People have a right to withdraw consent, which must be brought to their attention

Must be from a person over the age of consent specified in that Member State, otherwise given by or authorised by a parent / guardian

Explicit consent is required for some processing (e.g., special categories of personal data)

Legitimate Interests

If a business or a third party has legitimate interests which are not overridden by individuals’ rights or interests

Processing must be paused if objection is raised by an individual


Is FLUICS a data controller or a data processor?

“Data controller” and “data processor” are important concepts in understanding a company’s responsibilities under the GDPR. Depending on the scenario, a company may be a data controller, data processor or both — and has specific responsibilities as a result:

Data controller

A company is the data controller when it decides upon the ‘purposes’ and ‘means’ of any processing of personal data.

Data controllers have to adopt compliance measures to cover how data is collected, what it is being used for, how long it is being retained for and ensure people have a right to access the data held about them.

Data processor

A company is the data processor when it processes personal data on behalf of a data controller.
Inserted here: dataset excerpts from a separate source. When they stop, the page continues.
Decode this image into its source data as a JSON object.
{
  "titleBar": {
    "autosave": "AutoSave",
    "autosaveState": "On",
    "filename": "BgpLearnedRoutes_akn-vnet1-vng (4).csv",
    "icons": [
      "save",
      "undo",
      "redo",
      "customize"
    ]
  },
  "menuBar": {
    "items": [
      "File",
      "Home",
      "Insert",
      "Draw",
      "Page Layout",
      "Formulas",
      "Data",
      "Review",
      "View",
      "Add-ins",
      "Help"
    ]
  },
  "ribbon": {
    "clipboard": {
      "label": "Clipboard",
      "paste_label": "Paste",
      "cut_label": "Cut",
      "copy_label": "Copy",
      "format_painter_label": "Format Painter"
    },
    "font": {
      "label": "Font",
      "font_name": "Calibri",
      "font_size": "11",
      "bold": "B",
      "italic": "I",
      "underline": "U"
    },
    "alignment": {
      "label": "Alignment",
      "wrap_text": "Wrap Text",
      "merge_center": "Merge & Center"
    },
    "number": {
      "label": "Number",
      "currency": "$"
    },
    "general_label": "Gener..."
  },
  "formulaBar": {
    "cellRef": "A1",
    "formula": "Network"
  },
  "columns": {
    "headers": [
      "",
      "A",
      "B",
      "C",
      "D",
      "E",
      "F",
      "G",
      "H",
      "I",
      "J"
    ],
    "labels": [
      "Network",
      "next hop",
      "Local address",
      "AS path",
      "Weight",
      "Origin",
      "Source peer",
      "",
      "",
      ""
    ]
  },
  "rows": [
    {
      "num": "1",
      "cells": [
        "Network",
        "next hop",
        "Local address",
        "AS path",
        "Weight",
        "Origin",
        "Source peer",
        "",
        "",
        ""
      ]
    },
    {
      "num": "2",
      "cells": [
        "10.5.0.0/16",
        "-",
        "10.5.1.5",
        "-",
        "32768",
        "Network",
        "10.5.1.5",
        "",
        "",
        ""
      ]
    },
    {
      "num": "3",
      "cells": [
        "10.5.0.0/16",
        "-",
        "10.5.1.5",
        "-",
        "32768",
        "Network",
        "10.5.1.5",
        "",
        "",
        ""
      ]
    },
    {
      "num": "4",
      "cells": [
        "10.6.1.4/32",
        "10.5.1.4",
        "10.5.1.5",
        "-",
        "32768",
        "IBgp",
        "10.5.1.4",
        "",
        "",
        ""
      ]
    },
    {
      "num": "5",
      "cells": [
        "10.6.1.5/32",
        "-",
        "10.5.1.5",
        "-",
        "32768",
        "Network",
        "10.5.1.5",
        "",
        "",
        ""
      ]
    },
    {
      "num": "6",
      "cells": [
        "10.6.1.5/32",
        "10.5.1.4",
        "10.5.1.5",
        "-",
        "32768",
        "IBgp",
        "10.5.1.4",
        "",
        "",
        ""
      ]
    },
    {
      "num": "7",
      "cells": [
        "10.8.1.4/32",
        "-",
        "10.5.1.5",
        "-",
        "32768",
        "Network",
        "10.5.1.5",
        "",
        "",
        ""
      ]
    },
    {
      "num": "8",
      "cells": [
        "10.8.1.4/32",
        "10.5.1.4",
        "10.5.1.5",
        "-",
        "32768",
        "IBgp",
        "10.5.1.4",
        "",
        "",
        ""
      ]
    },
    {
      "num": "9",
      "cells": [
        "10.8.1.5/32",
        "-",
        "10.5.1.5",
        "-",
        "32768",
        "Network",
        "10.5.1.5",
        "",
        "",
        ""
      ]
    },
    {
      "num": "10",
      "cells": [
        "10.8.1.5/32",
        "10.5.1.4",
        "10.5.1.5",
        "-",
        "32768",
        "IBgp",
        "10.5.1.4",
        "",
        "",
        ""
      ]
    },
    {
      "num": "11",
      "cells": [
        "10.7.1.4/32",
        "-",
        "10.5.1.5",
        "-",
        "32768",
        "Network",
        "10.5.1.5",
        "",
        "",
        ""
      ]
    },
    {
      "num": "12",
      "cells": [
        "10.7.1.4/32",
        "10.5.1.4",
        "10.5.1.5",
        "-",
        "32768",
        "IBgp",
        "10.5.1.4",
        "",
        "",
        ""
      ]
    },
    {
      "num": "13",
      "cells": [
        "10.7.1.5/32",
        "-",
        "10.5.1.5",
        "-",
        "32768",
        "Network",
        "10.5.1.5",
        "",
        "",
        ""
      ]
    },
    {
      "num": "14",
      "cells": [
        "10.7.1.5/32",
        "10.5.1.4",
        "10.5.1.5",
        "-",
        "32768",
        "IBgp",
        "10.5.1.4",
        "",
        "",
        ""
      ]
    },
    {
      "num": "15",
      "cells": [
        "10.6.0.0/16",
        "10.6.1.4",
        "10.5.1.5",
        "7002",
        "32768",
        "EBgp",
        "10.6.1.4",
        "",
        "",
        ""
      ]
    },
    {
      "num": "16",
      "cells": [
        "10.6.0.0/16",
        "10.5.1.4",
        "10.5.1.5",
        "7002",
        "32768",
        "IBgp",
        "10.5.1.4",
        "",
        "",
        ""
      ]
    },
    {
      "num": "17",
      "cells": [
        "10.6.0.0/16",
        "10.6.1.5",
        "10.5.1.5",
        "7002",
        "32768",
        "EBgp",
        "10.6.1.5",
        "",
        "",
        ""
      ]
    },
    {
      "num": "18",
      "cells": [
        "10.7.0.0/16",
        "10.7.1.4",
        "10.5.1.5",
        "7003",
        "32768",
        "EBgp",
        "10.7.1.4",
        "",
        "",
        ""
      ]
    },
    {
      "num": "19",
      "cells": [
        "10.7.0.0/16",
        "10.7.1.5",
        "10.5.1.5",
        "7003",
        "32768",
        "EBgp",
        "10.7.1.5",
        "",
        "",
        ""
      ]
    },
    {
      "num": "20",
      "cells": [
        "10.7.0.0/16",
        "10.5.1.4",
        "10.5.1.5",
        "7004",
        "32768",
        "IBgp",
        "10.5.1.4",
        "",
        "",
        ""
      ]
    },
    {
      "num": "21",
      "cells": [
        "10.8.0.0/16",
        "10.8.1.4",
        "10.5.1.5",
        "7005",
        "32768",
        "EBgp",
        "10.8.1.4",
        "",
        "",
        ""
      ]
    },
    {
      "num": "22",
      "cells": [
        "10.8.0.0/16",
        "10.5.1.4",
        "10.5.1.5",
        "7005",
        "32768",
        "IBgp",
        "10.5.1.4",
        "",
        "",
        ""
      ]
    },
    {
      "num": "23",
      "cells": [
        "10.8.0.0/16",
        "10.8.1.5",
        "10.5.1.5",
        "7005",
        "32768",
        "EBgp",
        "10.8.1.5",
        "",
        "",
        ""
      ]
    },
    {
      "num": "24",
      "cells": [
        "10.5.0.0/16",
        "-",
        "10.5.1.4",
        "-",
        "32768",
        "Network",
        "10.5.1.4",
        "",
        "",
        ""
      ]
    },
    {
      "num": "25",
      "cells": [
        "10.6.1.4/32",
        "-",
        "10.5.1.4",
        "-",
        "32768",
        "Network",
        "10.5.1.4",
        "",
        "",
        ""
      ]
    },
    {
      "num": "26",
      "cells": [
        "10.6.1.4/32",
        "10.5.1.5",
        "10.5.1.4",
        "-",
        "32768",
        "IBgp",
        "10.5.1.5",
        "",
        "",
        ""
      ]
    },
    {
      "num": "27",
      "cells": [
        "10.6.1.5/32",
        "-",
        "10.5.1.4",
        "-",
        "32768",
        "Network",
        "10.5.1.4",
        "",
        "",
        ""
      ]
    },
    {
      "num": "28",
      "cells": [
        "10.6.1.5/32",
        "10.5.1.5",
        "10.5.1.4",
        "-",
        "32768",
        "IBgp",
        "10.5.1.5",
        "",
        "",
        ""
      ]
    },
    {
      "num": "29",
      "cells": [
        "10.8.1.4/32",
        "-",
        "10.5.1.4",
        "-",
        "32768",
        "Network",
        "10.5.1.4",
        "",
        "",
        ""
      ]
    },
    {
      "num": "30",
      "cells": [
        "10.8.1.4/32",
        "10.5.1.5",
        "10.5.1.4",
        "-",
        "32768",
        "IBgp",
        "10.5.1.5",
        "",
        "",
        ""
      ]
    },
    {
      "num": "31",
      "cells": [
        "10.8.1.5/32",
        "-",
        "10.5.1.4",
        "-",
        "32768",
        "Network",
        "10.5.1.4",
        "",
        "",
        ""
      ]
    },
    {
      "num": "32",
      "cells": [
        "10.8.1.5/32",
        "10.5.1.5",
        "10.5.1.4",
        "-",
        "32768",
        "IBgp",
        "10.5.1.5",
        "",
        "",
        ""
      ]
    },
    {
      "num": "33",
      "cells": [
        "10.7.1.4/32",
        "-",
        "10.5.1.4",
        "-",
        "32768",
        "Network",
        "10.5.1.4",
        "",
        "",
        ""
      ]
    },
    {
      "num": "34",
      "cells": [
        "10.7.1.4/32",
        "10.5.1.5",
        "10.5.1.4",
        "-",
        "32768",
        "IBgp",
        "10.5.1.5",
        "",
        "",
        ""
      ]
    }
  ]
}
Certain obligations apply directly to data processors, and controllers must bind them to certain contractual commitments to ensure data is processed safely and legally.

While FLUICS operates the majority of our services as a data controller, there are some circumstances in which we operate as a data processor. When working with organizations that run FLUICS CONNECT on an on-premise installation, FLUICS processes data on an organization’s behalf, the organization must have an appropriate legal basis for FLUICS to process this data. For some data points (usage information) FLUICS may also be considered the data controller.


Services as data processor

Where FLUICS provides services to our EU partners as a data processor on their behalf, we’ll ensure that we comply with the specific requirements for data processors.

Where we appoint parties to act as data processor on our behalf, we’ll also ensure that we have appropriate terms in place to comply with our requirements under GDPR and safeguard our data.

Where we act as a data processor on an organization’s behalf, we will be relying on our customer’s legal basis as data controller for our processing of such data.